The mechanics of the loop sound simple but they break in subtle ways. Three traps:

Auto-saving without approval generates noise within a week. Approval gates noise.

Vague rules teach nothing. "Be more careful" is not a rule. "Confirm full path before editing files with common names" is. The agent should be coached to write specific rules and you should reject vague ones with /learn-rule until it learns the format.

Capture friction kills the habit. If recording a learning requires switching tools, opening a different file, breaking flow, you'll stop. Pro-workflow inlines capture into the same conversation where the mistake happened, with a Stop hook that auto-detects [LEARN] blocks in the assistant's last message. Friction matters more than features.
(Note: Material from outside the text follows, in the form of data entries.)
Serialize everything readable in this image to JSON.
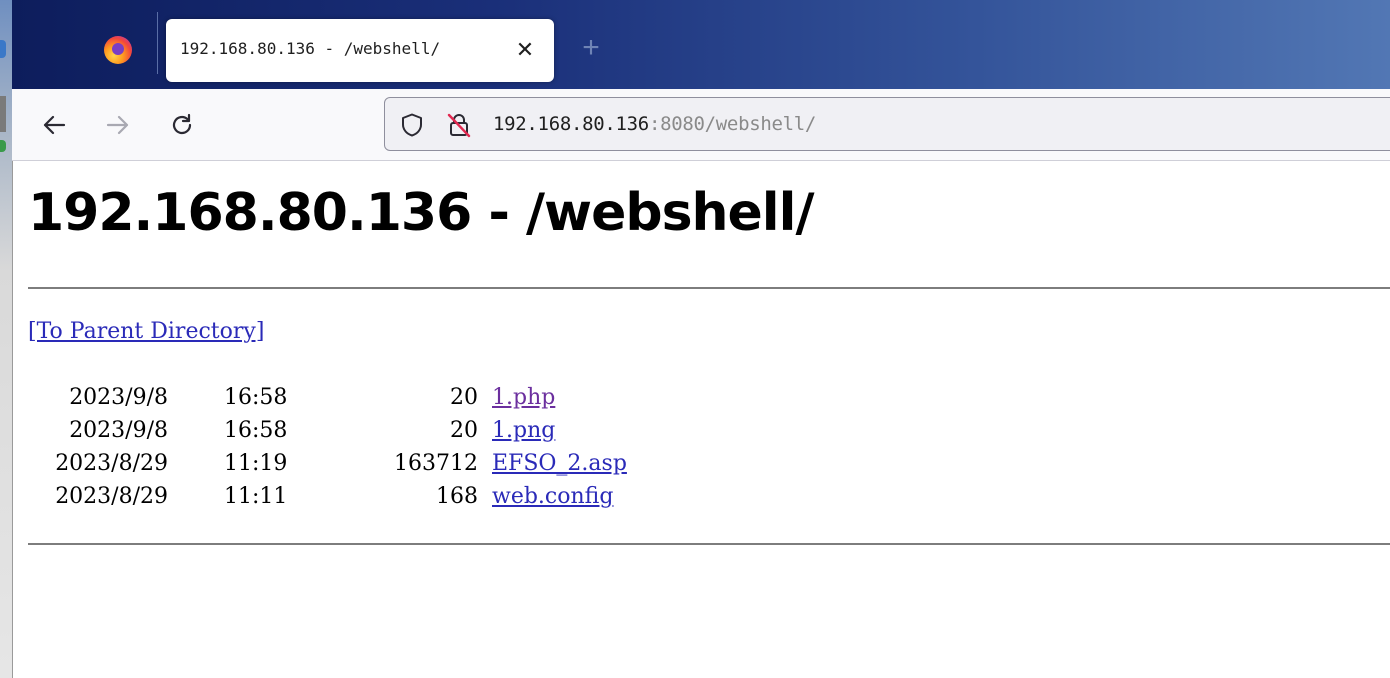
{
  "browser": {
    "tab": {
      "title": "192.168.80.136 - /webshell/",
      "close_glyph": "✕"
    },
    "new_tab_glyph": "+",
    "urlbar": {
      "host": "192.168.80.136",
      "rest": ":8080/webshell/"
    },
    "icons": [
      "firefox-logo",
      "back-arrow-icon",
      "forward-arrow-icon",
      "reload-icon",
      "shield-icon",
      "insecure-lock-icon"
    ]
  },
  "page": {
    "title": "192.168.80.136 - /webshell/",
    "parent_link": "[To Parent Directory]",
    "files": [
      {
        "date": "2023/9/8",
        "time": "16:58",
        "size": "20",
        "name": "1.php",
        "visited": true
      },
      {
        "date": "2023/9/8",
        "time": "16:58",
        "size": "20",
        "name": "1.png",
        "visited": false
      },
      {
        "date": "2023/8/29",
        "time": "11:19",
        "size": "163712",
        "name": "EFSO_2.asp",
        "visited": false
      },
      {
        "date": "2023/8/29",
        "time": "11:11",
        "size": "168",
        "name": "web.config",
        "visited": false
      }
    ]
  },
  "colors": {
    "link": "#2a2ab8",
    "visited_link": "#6b2f9e",
    "tabstrip_dark": "#0d1d5c",
    "tabstrip_light": "#5277b4"
  }
}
Pre-flight discipline: catching mistakes before they happen

Self-correction is the lower half of the loop. It catches things after they break. The upper half is preventing the break in the first place.
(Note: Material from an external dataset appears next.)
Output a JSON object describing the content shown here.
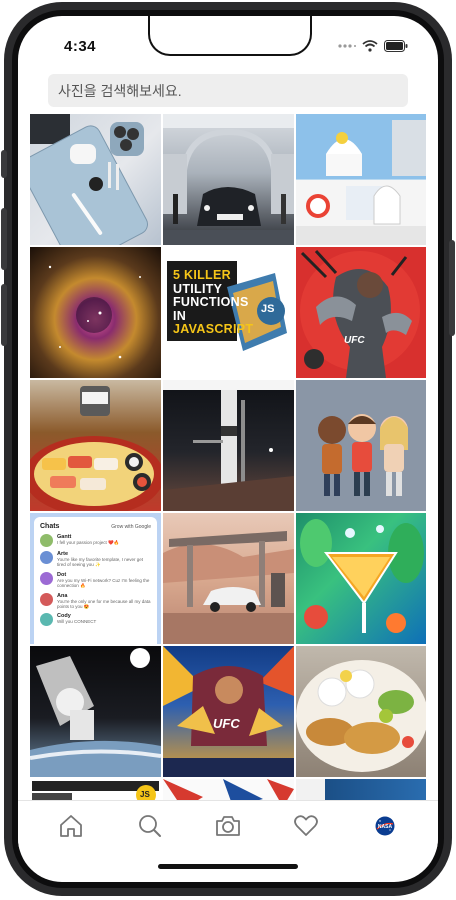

The four pre-flight rules (a recent addition, encoded directly from Karpathy's observations on LLM coding pitfalls) target the specific failure modes that no amount of post-hoc correction prevents:

Surface, don't assume. State assumptions before implementing. If multiple interpretations exist, present them. If a simpler approach exists than what was asked, say so. The cost of one clarifying question is always less than the cost of unwinding 200 lines down the wrong interpretation.

Minimum viable code. No features beyond what was asked. No abstractions for single-use. No error handling for impossible scenarios. The senior-engineer test: would they call this overcomplicated? If yes, simplify before showing.
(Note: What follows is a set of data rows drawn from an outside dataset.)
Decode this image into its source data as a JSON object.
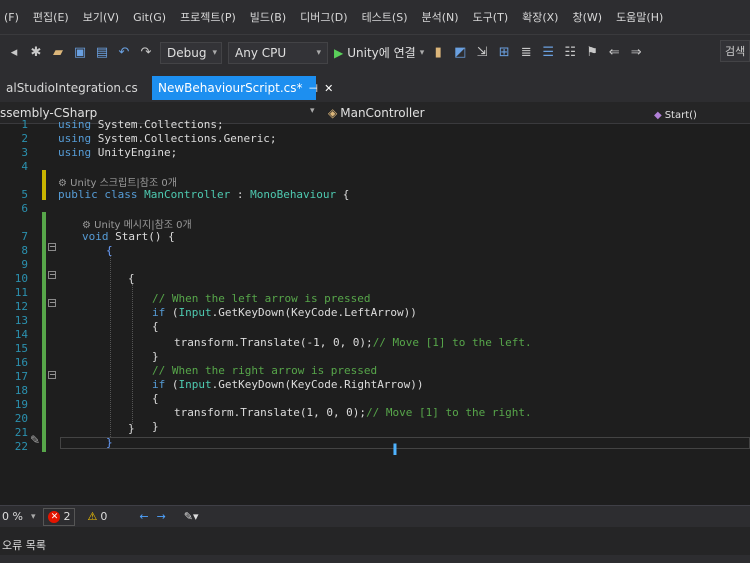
{
  "menu": [
    "(F)",
    "편집(E)",
    "보기(V)",
    "Git(G)",
    "프로젝트(P)",
    "빌드(B)",
    "디버그(D)",
    "테스트(S)",
    "분석(N)",
    "도구(T)",
    "확장(X)",
    "창(W)",
    "도움말(H)"
  ],
  "toolbar": {
    "config": "Debug",
    "platform": "Any CPU",
    "run_label": "Unity에 연결",
    "search_label": "검색"
  },
  "tabs": {
    "inactive_label": "alStudioIntegration.cs",
    "active_label": "NewBehaviourScript.cs*"
  },
  "nav": {
    "project": "ssembly-CSharp",
    "class": "ManController",
    "member": "Start()"
  },
  "code": {
    "line_numbers": [
      "1",
      "2",
      "3",
      "4",
      "5",
      "6",
      "7",
      "8",
      "9",
      "10",
      "11",
      "12",
      "13",
      "14",
      "15",
      "16",
      "17",
      "18",
      "19",
      "20",
      "21",
      "22"
    ],
    "using1_kw": "using",
    "using1_ns": " System.Collections;",
    "using2_kw": "using",
    "using2_ns": " System.Collections.Generic;",
    "using3_kw": "using",
    "using3_ns": " UnityEngine;",
    "lens_class": "Unity 스크립트|참조 0개",
    "class_public": "public",
    "class_kw": " class ",
    "class_name": "ManController",
    "class_colon": " : ",
    "class_base": "MonoBehaviour",
    "class_brace": " {",
    "lens_method": "Unity 메시지|참조 0개",
    "method_void": "void",
    "method_sig": " Start() {",
    "brace_open_1": "{",
    "brace_open_2": "{",
    "comment_left": "// When the left arrow is pressed",
    "if_kw_1": "if",
    "if_body_1a": " (",
    "input_1": "Input",
    "if_body_1b": ".GetKeyDown(KeyCode.LeftArrow))",
    "brace_open_3": "{",
    "translate_left": "transform.Translate(-1, 0, 0);",
    "comment_move_left": "// Move [1] to the left.",
    "brace_close_3": "}",
    "comment_right": "// When the right arrow is pressed",
    "if_kw_2": "if",
    "if_body_2a": " (",
    "input_2": "Input",
    "if_body_2b": ".GetKeyDown(KeyCode.RightArrow))",
    "brace_open_4": "{",
    "translate_right": "transform.Translate(1, 0, 0);",
    "comment_move_right": "// Move [1] to the right.",
    "brace_close_4": "}",
    "brace_close_2": "}",
    "brace_close_1": "}"
  },
  "status": {
    "zoom": "0 %",
    "errors": "2",
    "warnings": "0"
  },
  "bottom_panel": {
    "title": "오류 목록"
  },
  "colors": {
    "accent": "#1d8ff0",
    "keyword": "#569cd6",
    "type": "#4ec9b0",
    "comment": "#57a64a",
    "line_number": "#2b91af"
  }
}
Stay in your lane. Every changed line must trace to the user's request. No drive-by refactors. No "improvements" to adjacent code. Spotted dead code? Mention it but don't delete it. The reason isn't that improvements are bad, it's that bundled improvements make diffs unreviewable, and unreviewable diffs ship bugs.

Verifiable goals. Convert "fix the bug" into "write a failing test that reproduces it, then make it pass." Strong success criteria let the agent loop independently. Weak criteria require constant re-clarification.

These pair with self-correction in a specific way: pre-flight stops the mistake, self-correction captures the lesson when one slips through. Each pattern fixes the other's blind spot. Without pre-flight, self-correction has too much to capture and the rule store becomes a junk drawer. Without self-correction, pre-flight has no learning loop and stays static while the project evolves.

Hooks: the enforcement layer

Rules in markdown are suggestions. The agent might follow them, might not. Hooks turn rules into enforcement that doesn't depend on the agent remembering.

Pro-workflow started with 8 hook events in v1. By v2 it was 18. Today it's 24, with 29 scripts, including the recently shipped LLM gate hooks (type: "prompt") that use a second LLM call to validate things like commit messages and secret detection. The progression matters because each new hook event was a response to a specific failure mode that nudges and rules couldn't cover.

A few examples of what each layer does:

SessionStart loads accumulated learnings from SQLite into the agent's context. Without this hook, every session restarts with no memory. With it, the agent at month 6 starts every session with a hundred rules already in its head.

PreToolUse on Edit/Write tracks edit count. At 5 edits, soft reminder to run quality gates. At 10, harder reminder. Not blocking, just nudging at intervals where the cost of remembering is low and the cost of forgetting is high.

PostToolUse on code edits scans the diff in real time for console.log, debugger statements, hardcoded secrets. Catches things before they hit version control without running a separate linter.

Stop uses the agent's last assistant message to give context-aware reminders. If the agent just edited five files, it nudges toward a quality check. If it just ran tests, it nudges toward a commit. The nudges feel intelligent because they're based on what the agent actually did, not a generic checklist.

LLM gates (the v3.2 leap) use a separate LLM call to validate things humans would normally catch in review. Commit message quality, secret leakage, dangerous bash patterns. The model that writes the code is not the model that gates the code. Same family, different prompts, different context. This is one of the few places where adding LLM calls is unambiguously net positive: the cost is small, the catch rate is high, and the failure mode (false positive) is cheap to override.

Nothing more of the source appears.